Na artikel 16 wordt een paragraaf ingevoegd, luidende:

Paragraaf 5 overige bepalingen

Artikel 16a (stahoogte dieren tijdens transport)
  • 1. Als voldoende stahoogte als bedoeld in artikel 3, onderdeel g, van de transportverordening wordt beschouwd:

    • a. Voor runderen: ten minste 20 centimeter ruimte boven de kruin van het grootste dier;

    • b. Voor schapen en geiten: ten minste 20 centimeter ruimte boven de kruin van het grootste dier;

    • c. Voor varkens: ten minste 30 centimeter ruimte boven het hoogste punt van het grootste dier.

  • 2. Indien het vervoermiddels is voorzien van een geforceerd ventilatiesysteem wordt in afwijking van het eerste lid, onderdeel c, 15 centimeter ruimte boven het hoogste punt van het grootste dier als voldoende stahoogte beschouwd.

ARTIKEL II

Deze beleidsregels treden in werking met ingang van de tweede dag na de dagtekening van de Staatscourant waarin zij worden geplaatst.

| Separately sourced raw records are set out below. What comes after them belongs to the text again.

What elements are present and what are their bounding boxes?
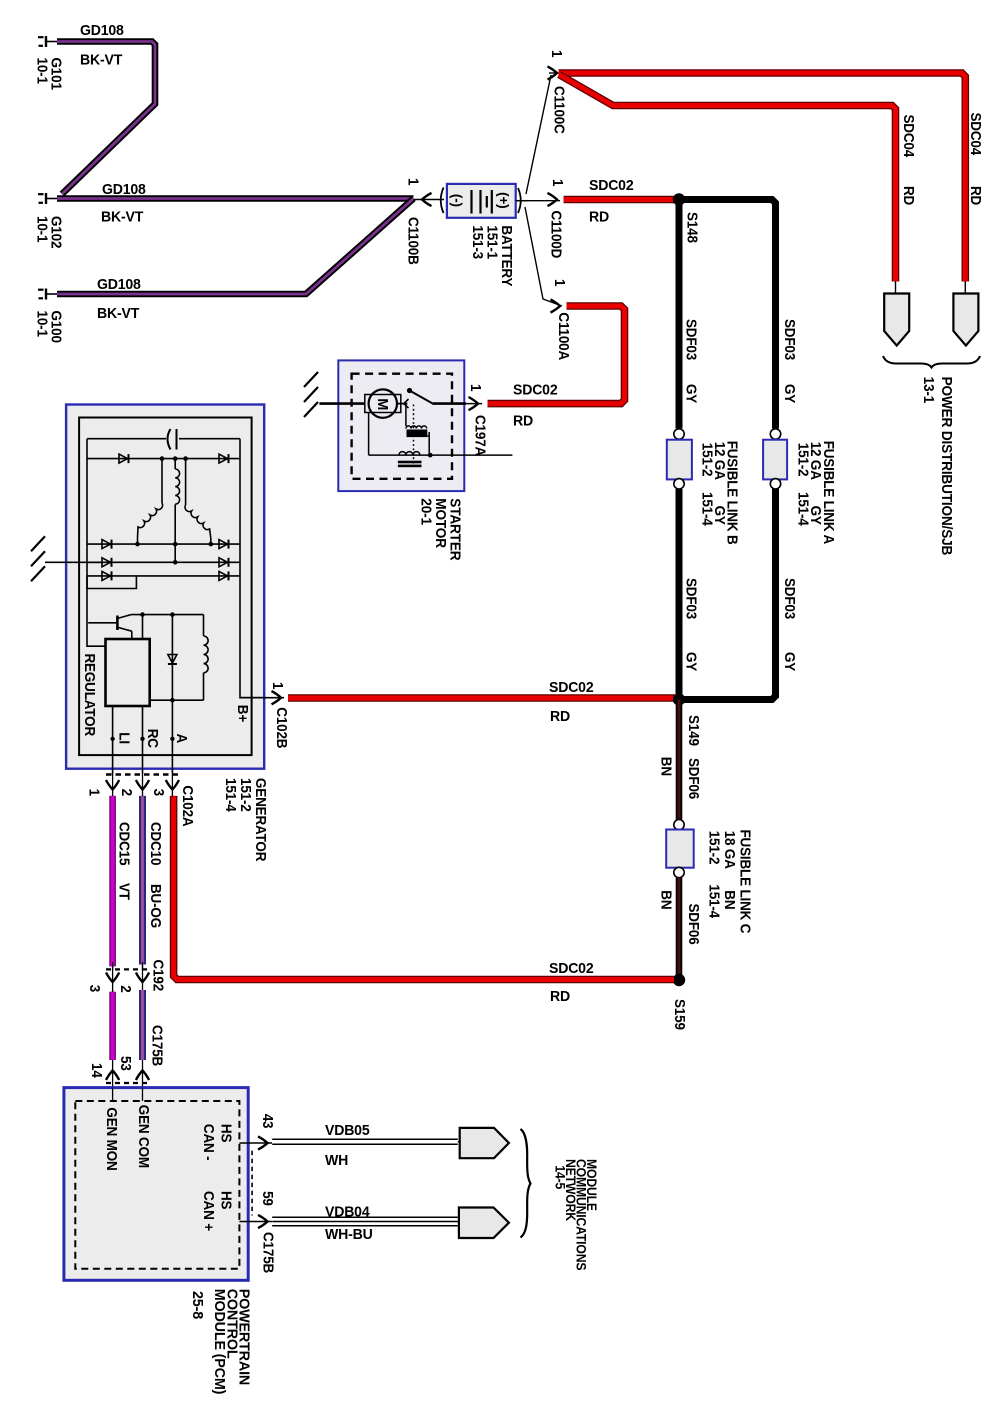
starter motor box	[338, 360, 464, 491]
diode row A left	[102, 540, 111, 549]
svg-text:BN: BN	[657, 757, 674, 776]
wire GD108 BK-VT from G101	[57, 42, 155, 195]
svg-text:GD108: GD108	[102, 182, 146, 198]
wire motor to switch contact	[397, 403, 407, 405]
svg-text:GEN COM: GEN COM	[135, 1105, 152, 1168]
svg-text:1: 1	[548, 50, 565, 58]
stator winding center coil	[175, 469, 179, 504]
fusible link C	[674, 820, 684, 830]
switch contact chevron	[404, 399, 409, 408]
generator box	[66, 405, 264, 769]
svg-text:BK-VT: BK-VT	[101, 209, 143, 225]
diode row A right	[219, 540, 228, 549]
diode upper-left	[119, 454, 128, 463]
svg-text:1: 1	[269, 682, 286, 690]
svg-text:2: 2	[117, 985, 134, 993]
PCM inner dashed box	[75, 1101, 239, 1269]
SJB pin terminal left	[895, 281, 897, 294]
svg-text:151-4: 151-4	[705, 884, 722, 918]
wire SDC02 RD generator to S159	[174, 796, 674, 980]
connector C1100B	[414, 199, 445, 201]
generator diode row wire (upper)	[87, 458, 240, 460]
connector C197A	[469, 397, 479, 410]
node solenoid junction	[428, 453, 433, 458]
generator inner box	[79, 418, 252, 756]
svg-text:RD: RD	[550, 989, 570, 1005]
ground (starter)	[304, 372, 318, 387]
connector pin arrows C102A	[106, 780, 119, 790]
svg-text:RD: RD	[900, 186, 917, 205]
svg-text:C175B: C175B	[148, 1025, 165, 1066]
svg-text:VT: VT	[115, 883, 132, 900]
node A-line junction	[170, 698, 175, 703]
svg-text:BU-OG: BU-OG	[147, 884, 164, 928]
node pin dots LI RC A	[110, 737, 114, 741]
svg-text:1: 1	[551, 279, 568, 287]
diode row C right	[219, 571, 228, 580]
connector C102B	[240, 697, 284, 699]
ground (generator)	[31, 536, 45, 551]
svg-text:1: 1	[549, 179, 566, 187]
motor circle with M	[369, 389, 397, 417]
svg-text:SDF03: SDF03	[682, 319, 699, 360]
wire GD108 BK-VT from G102	[57, 195, 414, 202]
regulator top rail wire	[131, 614, 204, 616]
connector C175B arrows	[106, 1071, 119, 1081]
svg-text:GY: GY	[682, 384, 699, 404]
node top rail junctions	[140, 612, 145, 617]
svg-text:B+: B+	[234, 705, 251, 722]
svg-text:RD: RD	[589, 209, 609, 225]
diode row B left	[102, 558, 111, 567]
svg-text:C1100B: C1100B	[404, 217, 421, 265]
capacitor (generator)	[168, 429, 171, 450]
svg-text:VDB04: VDB04	[325, 1204, 371, 1220]
svg-text:GY: GY	[781, 652, 798, 672]
svg-text:151-2: 151-2	[705, 831, 722, 865]
connector C192 dashed line	[106, 968, 149, 970]
svg-text:BN: BN	[721, 890, 738, 909]
svg-text:FUSIBLE LINK C: FUSIBLE LINK C	[736, 830, 753, 934]
stator neutral jog wire	[87, 576, 136, 589]
brace under SJB pins	[883, 356, 980, 368]
solenoid coil and core	[406, 426, 427, 429]
svg-text:2: 2	[118, 789, 135, 797]
svg-text:C1100C: C1100C	[550, 86, 567, 134]
svg-text:59: 59	[259, 1191, 276, 1206]
svg-text:BK-VT: BK-VT	[80, 52, 122, 68]
ground G102	[45, 193, 47, 204]
svg-text:151-2: 151-2	[698, 443, 715, 477]
svg-text:C102A: C102A	[179, 785, 196, 826]
node row B junction	[173, 560, 178, 565]
stator winding left coil	[138, 503, 163, 538]
svg-text:RD: RD	[967, 186, 984, 205]
svg-text:1: 1	[85, 789, 102, 797]
svg-text:SDF03: SDF03	[781, 319, 798, 360]
svg-text:53: 53	[117, 1056, 134, 1071]
svg-text:RD: RD	[550, 709, 570, 725]
stator winding taps	[161, 459, 163, 503]
label C175B (PCM side) dashed link	[251, 1151, 253, 1216]
ground wire into generator	[45, 561, 102, 563]
svg-text:SDF03: SDF03	[682, 578, 699, 619]
connector C192 arrows	[112, 962, 114, 992]
svg-text:S149: S149	[685, 715, 702, 746]
generator left bus wire	[87, 439, 106, 647]
svg-text:C175B: C175B	[259, 1232, 276, 1273]
wire solenoid to bottom rail	[427, 435, 429, 437]
wire GD108 BK-VT from G100	[57, 199, 414, 295]
PCM pin 59 lead	[239, 1221, 272, 1223]
svg-text:(-): (-)	[449, 194, 464, 207]
wire contact to solenoid coil	[405, 405, 407, 427]
wire regulator to field coil	[150, 699, 204, 701]
wire switch to C197A	[433, 402, 466, 405]
svg-text:WH-BU: WH-BU	[325, 1227, 373, 1243]
svg-text:GD108: GD108	[80, 23, 124, 39]
wire SDC02 RD C102B to S149	[288, 694, 675, 702]
wire SDF06 BN lower	[676, 878, 683, 977]
splice S149	[673, 693, 685, 705]
node taps on upper diode row	[160, 456, 165, 461]
svg-text:SDC02: SDC02	[549, 961, 594, 977]
svg-text:43: 43	[259, 1114, 276, 1129]
connector arrow pin 59	[258, 1215, 268, 1228]
generator top line with capacitor	[87, 438, 166, 440]
wire SDC04 RD inner run	[559, 75, 896, 282]
svg-text:REGULATOR: REGULATOR	[81, 654, 98, 737]
svg-text:GY: GY	[781, 384, 798, 404]
svg-text:25-8: 25-8	[189, 1291, 205, 1319]
svg-text:BN: BN	[657, 890, 674, 909]
svg-text:C1100D: C1100D	[547, 211, 564, 259]
wire SDF03 GY lower left branch	[676, 489, 683, 700]
svg-text:GEN MON: GEN MON	[103, 1107, 120, 1170]
SJB pin terminal right	[964, 281, 966, 294]
svg-text:14: 14	[88, 1063, 105, 1078]
switch pivot and blade	[407, 388, 412, 393]
battery cell plates	[470, 190, 472, 214]
wire CDC15 VT lower segment	[112, 990, 114, 1088]
connector arrow pin 43	[258, 1136, 268, 1149]
wire SDC04 RD outer run	[559, 73, 966, 282]
svg-text:RC: RC	[144, 729, 161, 748]
svg-text:SDC04: SDC04	[967, 113, 984, 156]
node row A junctions	[135, 542, 140, 547]
svg-text:GD108: GD108	[97, 277, 141, 293]
svg-text:151-4: 151-4	[794, 492, 811, 526]
svg-text:LI: LI	[115, 732, 132, 744]
winding to rectifier wires	[137, 538, 139, 544]
fusible link A	[770, 429, 780, 439]
wire SDF03 GY left branch	[676, 200, 683, 429]
svg-text:C1100A: C1100A	[555, 312, 572, 360]
svg-text:VDB05: VDB05	[325, 1123, 370, 1139]
wire SDF03 GY right branch	[683, 200, 776, 429]
svg-text:C102B: C102B	[273, 707, 290, 748]
connector C1100D	[548, 193, 558, 206]
wire SDF03 GY lower right branch	[683, 489, 776, 700]
svg-text:C197A: C197A	[471, 415, 488, 456]
wire SDF06 BN upper	[676, 700, 683, 821]
svg-text:C192: C192	[149, 960, 166, 992]
wire SDC02 RD starter to C1100A	[488, 306, 625, 404]
wire VDB04 WH-BU	[272, 1216, 458, 1218]
svg-text:M: M	[374, 398, 390, 410]
rectifier row B wire	[87, 561, 240, 563]
regulator box	[106, 639, 150, 706]
svg-text:1: 1	[404, 178, 421, 186]
wire ground to starter motor	[319, 402, 365, 405]
connector C102A dashed line	[106, 773, 179, 775]
svg-text:1: 1	[467, 384, 484, 392]
wire SDC02 RD battery to S148	[564, 196, 676, 204]
wire regulator to top rail	[142, 615, 144, 639]
svg-text:BK-VT: BK-VT	[97, 306, 139, 322]
svg-text:3: 3	[150, 789, 167, 797]
powertrain control module box	[64, 1088, 248, 1281]
generator pin leads	[112, 774, 114, 797]
network pin terminal lower	[458, 1222, 460, 1224]
fusible link B	[674, 429, 684, 439]
svg-text:A: A	[173, 734, 190, 744]
diode row B right	[219, 558, 228, 567]
svg-text:(+): (+)	[496, 192, 511, 208]
svg-text:SDF06: SDF06	[685, 904, 702, 945]
connector C1100A	[551, 299, 561, 312]
connector C1100C	[548, 66, 558, 79]
pull-in winding and core	[399, 452, 420, 455]
battery positive lead fan lines	[516, 200, 528, 202]
ground G101	[45, 36, 47, 47]
generator right B+ bus wire	[240, 439, 264, 698]
svg-text:3: 3	[86, 985, 103, 993]
transistor (regulator)	[116, 616, 119, 631]
wire motor left leg	[368, 413, 370, 456]
network pin terminal upper	[458, 1141, 460, 1143]
svg-text:CDC10: CDC10	[147, 822, 164, 866]
svg-text:S159: S159	[671, 999, 688, 1030]
svg-text:CDC15: CDC15	[115, 822, 132, 866]
PCM pin leads from C175B	[112, 1088, 114, 1101]
diode on A-line	[168, 655, 177, 664]
svg-text:SDC02: SDC02	[589, 178, 634, 194]
PCM pin 43 lead	[239, 1142, 272, 1144]
svg-text:18 GA: 18 GA	[721, 831, 738, 869]
wire LI pin	[112, 706, 114, 774]
wire RC pin	[142, 706, 144, 774]
svg-text:SDF03: SDF03	[781, 578, 798, 619]
solenoid plunger dotted line	[413, 405, 415, 467]
diode row C left	[102, 571, 111, 580]
svg-text:151-2: 151-2	[794, 443, 811, 477]
diode upper-right	[219, 454, 228, 463]
wire VDB05 WH	[272, 1138, 458, 1140]
svg-text:WH: WH	[325, 1153, 348, 1169]
battery	[447, 184, 516, 218]
brace for module network	[521, 1129, 531, 1238]
connector C175B dashed line	[106, 1082, 149, 1084]
wire CDC10 BU-OG upper segment	[142, 795, 144, 970]
wire CDC15 VT upper segment	[112, 795, 114, 970]
svg-text:RD: RD	[513, 413, 533, 429]
svg-text:SDC02: SDC02	[549, 680, 594, 696]
splice S148	[673, 193, 685, 205]
svg-text:151-4: 151-4	[698, 492, 715, 526]
rectifier row C wire	[87, 575, 240, 577]
ground G100	[45, 289, 47, 300]
stator winding right coil	[185, 505, 211, 538]
svg-text:SDF06: SDF06	[685, 758, 702, 799]
svg-text:GY: GY	[682, 652, 699, 672]
field winding coil	[203, 615, 205, 636]
svg-text:SDC04: SDC04	[900, 115, 917, 158]
svg-text:SDC02: SDC02	[513, 382, 558, 398]
svg-text:S148: S148	[683, 212, 700, 243]
wire CDC10 BU-OG lower segment	[142, 990, 144, 1088]
starter bottom rail wire	[369, 454, 513, 456]
splice S159	[673, 974, 685, 986]
rectifier row A wire	[87, 543, 240, 545]
starter motor inner dashed box	[352, 374, 452, 479]
wire A-line vertical	[171, 615, 173, 774]
motor brushes rect	[365, 395, 401, 413]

De Minister van Landbouw, Natuur en Voedselkwaliteit,

G. Verburg.

TOELICHTING

Op 1 juli 2009 is de ‘Aanpassing van bijzondere wetten aan de vierde tranche van de Algemene wet bestuursrecht (Aanpassingswet vierde tranche Awb)’ in werking getreden. In verband met deze wijziging worden in de Beleidsregels dierenwelzijn 2009 twee wettechnische aanpassingen doorgevoerd. Voorts worden de beleidsregels aangepast in verband met een in de praktijk bestaande onduidelijkheid over de vereiste stahoogte voor dieren tijdens het transport.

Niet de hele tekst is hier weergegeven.